Pour Pierluigi Morelli, Pier Carlo Padoan et Lisa Rodano (eu Growth Strategy and the New Economy), le Sommet de Lisbonne a proposé de faire de l’Europe, dès 2010, la meilleure économie du monde fondée sur la connaissance. Il a défini plusieurs indicateurs qui permettent de définir les pays de l’Union. Stephen Young et Neil Hood (Alliance Capitalism, fdi and Developing Countries) se proposent de mettre en évidence les alliances dans les pays en développement, l’aide apportée par leurs gouvernements à cet effet et les profits attendus d’un tel processus pour la société concernée. Les résultats empiriques ne sont pas très encourageants, mais cette question met aussi en jeu la question de la privatisation et de la bureaucratie dans l’essor des investissements directs de l’étranger. Les intérêts des actionnaires ne sont pas nécessairement ceux des pays pauvres.

Enfin, Boyd (Alliance Capitalism and Collective Management) met en évidence l’importance de la compétition et de la coopération dans les relations économiques internationales des firmes et des États. Il recommande une coopération atlantique et pacifique acceptable et mutuellement bien comprise et il insiste sur les priorités à accorder au management collectif (notamment en matière budgétaire et monétaire).

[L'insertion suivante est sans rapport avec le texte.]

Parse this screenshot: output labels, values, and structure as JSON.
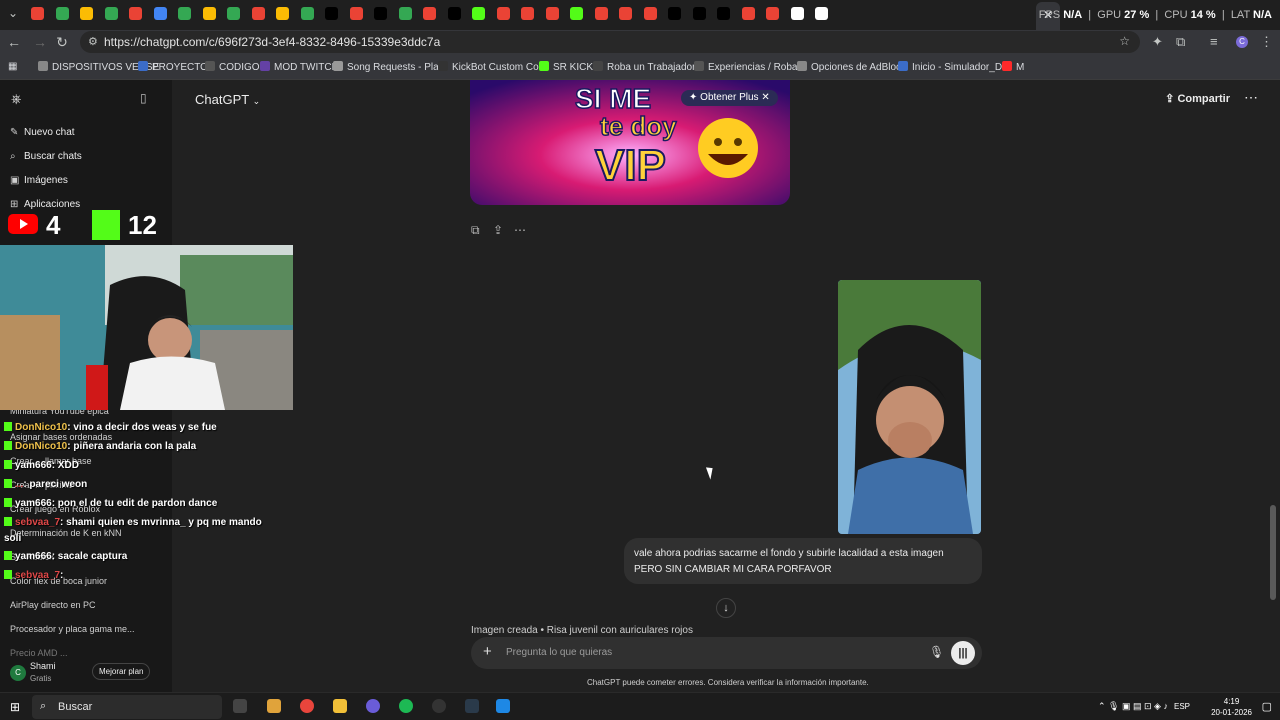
{
  "browser": {
    "url": "https://chatgpt.com/c/696f273d-3ef4-8332-8496-15339e3ddc7a",
    "perf": {
      "fps_label": "FPS",
      "fps_value": "N/A",
      "gpu_label": "GPU",
      "gpu_value": "27 %",
      "cpu_label": "CPU",
      "cpu_value": "14 %",
      "lat_label": "LAT",
      "lat_value": "N/A"
    },
    "bookmarks": [
      "DISPOSITIVOS VERSE",
      "PROYECTOS",
      "CODIGO",
      "MOD TWITCH",
      "Song Requests - Pla...",
      "KickBot Custom Co...",
      "SR KICK",
      "Roba un Trabajador...",
      "Experiencias / Roba...",
      "Opciones de AdBlock",
      "Inicio - Simulador_D...",
      "M"
    ]
  },
  "sidebar": {
    "items": [
      {
        "label": "Nuevo chat",
        "icon": "edit-icon"
      },
      {
        "label": "Buscar chats",
        "icon": "search-icon"
      },
      {
        "label": "Imágenes",
        "icon": "image-icon"
      },
      {
        "label": "Aplicaciones",
        "icon": "apps-icon"
      }
    ],
    "history": [
      "Miniatura YouTube épica",
      "Asignar bases ordenadas",
      "Crear ... llamar base",
      "Crear ... platina",
      "Crear juego en Roblox",
      "Determinación de K en kNN",
      "S... Roblox",
      "Color flex de boca junior",
      "AirPlay directo en PC",
      "Procesador y placa gama me...",
      "Precio AMD ..."
    ],
    "user": {
      "name": "Shami",
      "plan": "Gratis",
      "initial": "C",
      "upgrade": "Mejorar plan"
    }
  },
  "stream": {
    "yt_count": "4",
    "kick_count": "12",
    "chat": [
      {
        "user": "DonNico10",
        "msg": ": vino a decir dos weas y se fue",
        "color": "u"
      },
      {
        "user": "DonNico10",
        "msg": ": piñera andaria con la pala",
        "color": "u"
      },
      {
        "user": "yam666",
        "msg": ": XDD",
        "color": "plain"
      },
      {
        "user": "...",
        "msg": ": pareci weon",
        "color": "u2"
      },
      {
        "user": "yam666",
        "msg": ": pon el de tu edit de pardon dance",
        "color": "plain"
      },
      {
        "user": "sebvaa_7",
        "msg": ": shami quien es mvrinna_ y pq me mando",
        "color": "u2"
      },
      {
        "user": "",
        "msg": "soli",
        "color": "plain"
      },
      {
        "user": "yam666",
        "msg": ": sacale captura",
        "color": "plain"
      },
      {
        "user": "sebvaa_7",
        "msg": ":",
        "color": "u2"
      }
    ]
  },
  "main": {
    "model": "ChatGPT",
    "share": "Compartir",
    "promo_text_1": "SI ME",
    "promo_text_2": "te doy",
    "promo_text_3": "VIP",
    "obtener_plus": "Obtener Plus",
    "user_message": "vale ahora podrias sacarme el fondo y subirle lacalidad a esta imagen PERO SIN CAMBIAR MI CARA PORFAVOR",
    "image_caption": "Imagen creada • Risa juvenil con auriculares rojos",
    "composer_placeholder": "Pregunta lo que quieras",
    "disclaimer": "ChatGPT puede cometer errores. Considera verificar la información importante."
  },
  "taskbar": {
    "search": "Buscar",
    "lang": "ESP",
    "time": "4:19",
    "date": "20-01-2026"
  }
}
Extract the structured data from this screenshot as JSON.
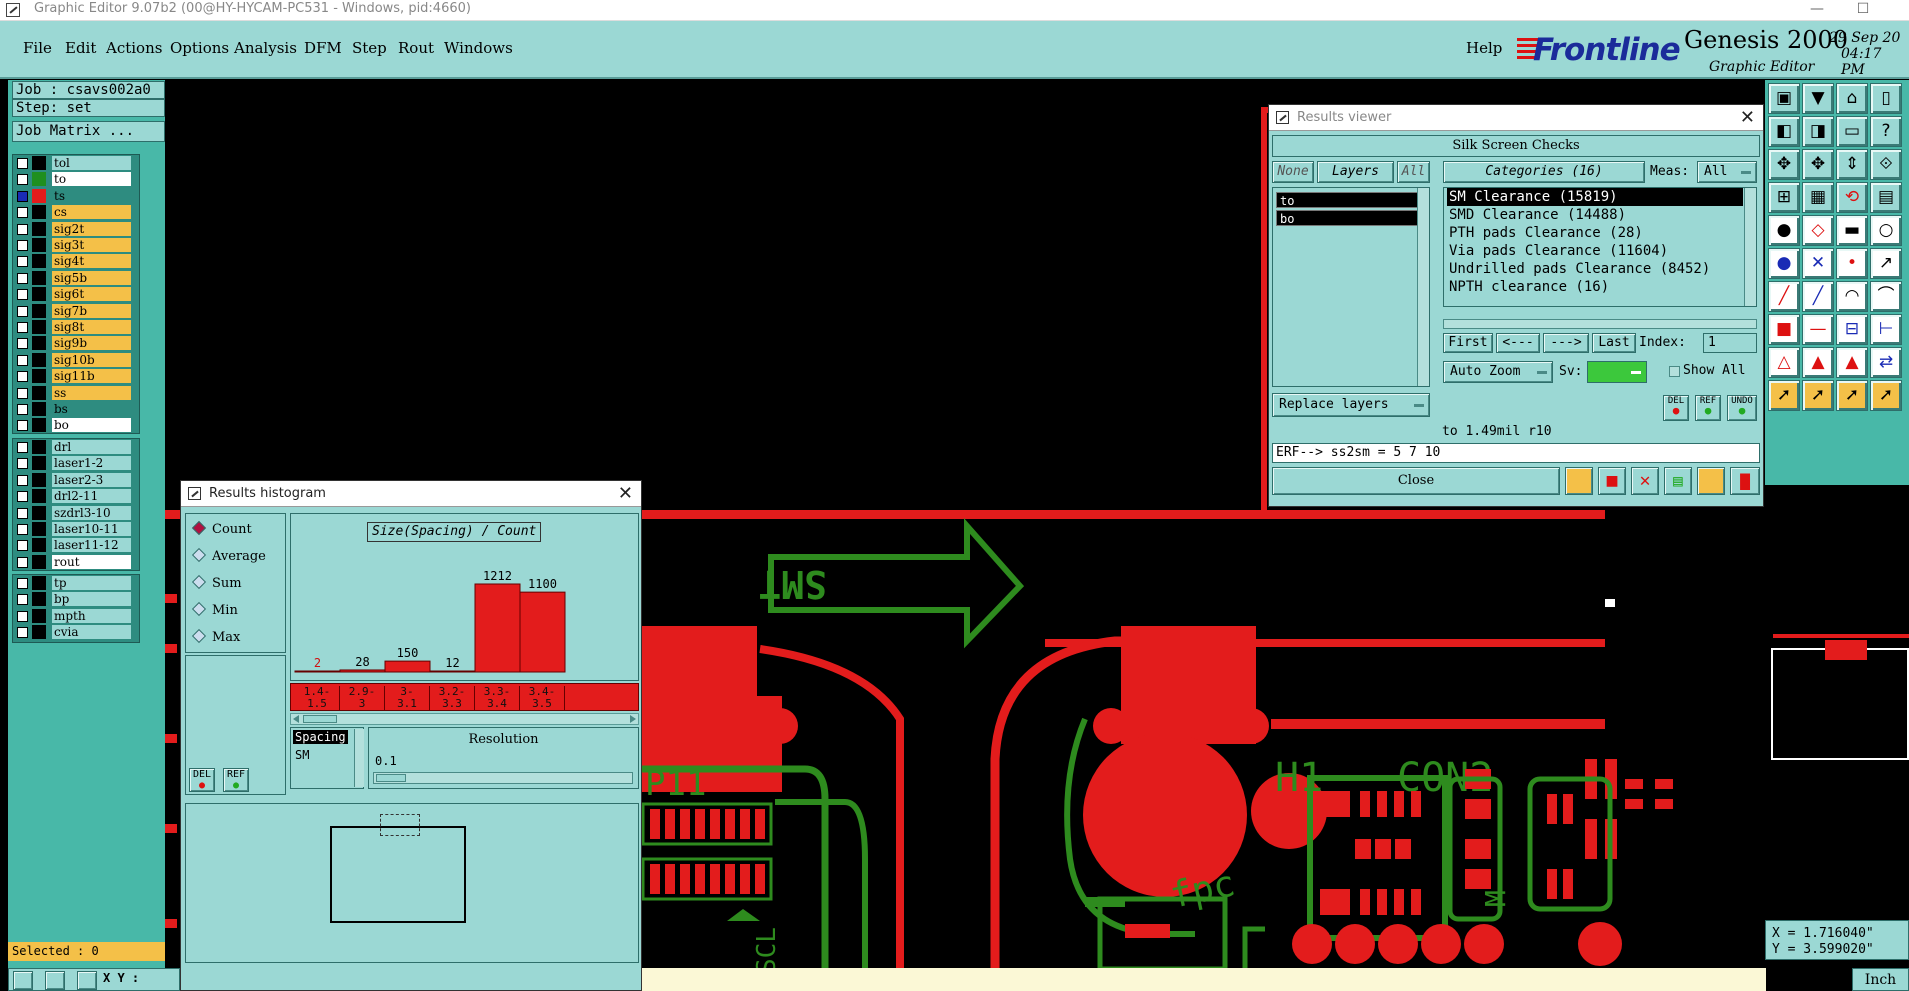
{
  "window": {
    "title": "Graphic Editor 9.07b2 (00@HY-HYCAM-PC531 - Windows, pid:4660)",
    "minimize": "—",
    "maximize": "☐"
  },
  "menu": {
    "items": [
      "File",
      "Edit",
      "Actions",
      "Options",
      "Analysis",
      "DFM",
      "Step",
      "Rout",
      "Windows"
    ],
    "help": "Help"
  },
  "logo": {
    "brand": "Frontline",
    "product": "Genesis 2000",
    "subtitle": "Graphic Editor",
    "date": "29 Sep 20",
    "time": "04:17 PM"
  },
  "job": {
    "job_label": "Job : csavs002a0",
    "step_label": "Step: set",
    "matrix_button": "Job Matrix ..."
  },
  "layers_group1": [
    {
      "name": "tol",
      "color": "#9bd8d4",
      "swatch": "#000000",
      "checked": false
    },
    {
      "name": "to",
      "color": "#ffffff",
      "swatch": "#1f8f1f",
      "checked": false
    },
    {
      "name": "ts",
      "color": "#2e8c80",
      "swatch": "#e31c1c",
      "checked": true
    },
    {
      "name": "cs",
      "color": "#f4c048",
      "swatch": "#000000",
      "checked": false
    },
    {
      "name": "sig2t",
      "color": "#f4c048",
      "swatch": "#000000",
      "checked": false
    },
    {
      "name": "sig3t",
      "color": "#f4c048",
      "swatch": "#000000",
      "checked": false
    },
    {
      "name": "sig4t",
      "color": "#f4c048",
      "swatch": "#000000",
      "checked": false
    },
    {
      "name": "sig5b",
      "color": "#f4c048",
      "swatch": "#000000",
      "checked": false
    },
    {
      "name": "sig6t",
      "color": "#f4c048",
      "swatch": "#000000",
      "checked": false
    },
    {
      "name": "sig7b",
      "color": "#f4c048",
      "swatch": "#000000",
      "checked": false
    },
    {
      "name": "sig8t",
      "color": "#f4c048",
      "swatch": "#000000",
      "checked": false
    },
    {
      "name": "sig9b",
      "color": "#f4c048",
      "swatch": "#000000",
      "checked": false
    },
    {
      "name": "sig10b",
      "color": "#f4c048",
      "swatch": "#000000",
      "checked": false
    },
    {
      "name": "sig11b",
      "color": "#f4c048",
      "swatch": "#000000",
      "checked": false
    },
    {
      "name": "ss",
      "color": "#f4c048",
      "swatch": "#000000",
      "checked": false
    },
    {
      "name": "bs",
      "color": "#2e8c80",
      "swatch": "#000000",
      "checked": false
    },
    {
      "name": "bo",
      "color": "#ffffff",
      "swatch": "#000000",
      "checked": false
    }
  ],
  "layers_group2": [
    {
      "name": "drl",
      "color": "#9bd8d4",
      "swatch": "#000000",
      "checked": false
    },
    {
      "name": "laser1-2",
      "color": "#9bd8d4",
      "swatch": "#000000",
      "checked": false
    },
    {
      "name": "laser2-3",
      "color": "#9bd8d4",
      "swatch": "#000000",
      "checked": false
    },
    {
      "name": "drl2-11",
      "color": "#9bd8d4",
      "swatch": "#000000",
      "checked": false
    },
    {
      "name": "szdrl3-10",
      "color": "#9bd8d4",
      "swatch": "#000000",
      "checked": false
    },
    {
      "name": "laser10-11",
      "color": "#9bd8d4",
      "swatch": "#000000",
      "checked": false
    },
    {
      "name": "laser11-12",
      "color": "#9bd8d4",
      "swatch": "#000000",
      "checked": false
    },
    {
      "name": "rout",
      "color": "#ffffff",
      "swatch": "#000000",
      "checked": false
    }
  ],
  "layers_group3": [
    {
      "name": "tp",
      "color": "#9bd8d4",
      "swatch": "#000000",
      "checked": false
    },
    {
      "name": "bp",
      "color": "#9bd8d4",
      "swatch": "#000000",
      "checked": false
    },
    {
      "name": "mpth",
      "color": "#9bd8d4",
      "swatch": "#000000",
      "checked": false
    },
    {
      "name": "cvia",
      "color": "#9bd8d4",
      "swatch": "#000000",
      "checked": false
    }
  ],
  "selected": "Selected : 0",
  "histogram": {
    "title": "Results histogram",
    "close": "✕",
    "modes": [
      {
        "label": "Count",
        "selected": true
      },
      {
        "label": "Average",
        "selected": false
      },
      {
        "label": "Sum",
        "selected": false
      },
      {
        "label": "Min",
        "selected": false
      },
      {
        "label": "Max",
        "selected": false
      }
    ],
    "chart_title": "Size(Spacing) / Count",
    "del_label": "DEL",
    "ref_label": "REF",
    "spacing_label": "Spacing",
    "sm_label": "SM",
    "resolution_label": "Resolution",
    "resolution_value": "0.1"
  },
  "chart_data": {
    "type": "bar",
    "title": "Size(Spacing) / Count",
    "categories": [
      "1.4-1.5",
      "2.9-3",
      "3-3.1",
      "3.2-3.3",
      "3.3-3.4",
      "3.4-3.5"
    ],
    "category_labels": [
      [
        "1.4-",
        "1.5"
      ],
      [
        "2.9-",
        "3"
      ],
      [
        "3-",
        "3.1"
      ],
      [
        "3.2-",
        "3.3"
      ],
      [
        "3.3-",
        "3.4"
      ],
      [
        "3.4-",
        "3.5"
      ]
    ],
    "values": [
      2,
      28,
      150,
      12,
      1212,
      1100
    ],
    "ylim": [
      0,
      1212
    ],
    "bar_color": "#e31c1c",
    "label_color_first": "#d01010"
  },
  "results": {
    "title": "Results viewer",
    "close": "✕",
    "header": "Silk Screen Checks",
    "none_btn": "None",
    "layers_btn": "Layers",
    "all_btn": "All",
    "categories_btn": "Categories (16)",
    "meas_label": "Meas:",
    "meas_value": "All",
    "layer_items": [
      "to",
      "bo"
    ],
    "categories": [
      "SM Clearance (15819)",
      "SMD Clearance (14488)",
      "PTH pads Clearance (28)",
      "Via pads Clearance (11604)",
      "Undrilled pads Clearance (8452)",
      "NPTH clearance (16)"
    ],
    "first_btn": "First",
    "prev_btn": "<---",
    "next_btn": "--->",
    "last_btn": "Last",
    "index_label": "Index:",
    "index_value": "1",
    "autozoom": "Auto Zoom",
    "sv_label": "Sv:",
    "show_all": "Show All",
    "replace_layers": "Replace layers",
    "status_line": "to 1.49mil  r10",
    "erf_line": "ERF--> ss2sm = 5 7 10",
    "close_btn": "Close"
  },
  "pcb": {
    "silk_arrow_text": "SMT",
    "label_h1": "H1",
    "label_con2": "CON2",
    "label_fpc": "fpc",
    "label_p11": "P11",
    "label_scl": "SCL",
    "label_m": "M"
  },
  "coords": {
    "x": "X = 1.716040\"",
    "y": "Y = 3.599020\""
  },
  "units": "Inch",
  "xy_label": "X Y :"
}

En conclusion, ce livre, pas très bien structuré, souvent répétitif, est utile pour les économistes spécialisés. Il est souvent assez difficile à lire, car les concepts utilisés ne sont pas toujours très clairement définis. Ainsi, l’analyse de Dunning est intéressante, même si elle mériterait d’être approfondie. Ce n’est pas un livre à lire d’une traite, mais plutôt un ouvrage à consulter sur plusieurs questions d’actualité. Il fournit en effet de nombreuses informations utiles sur l’économie de la connaissance, sur les alliances dans le capitalisme, sur les nouvelles méthodes d’organisation des entreprises, sur les contrôles des alliances et le maintien de la compétition économique, sur les perspectives de la recherche-développement et sur l’évolution globale du marché mondial.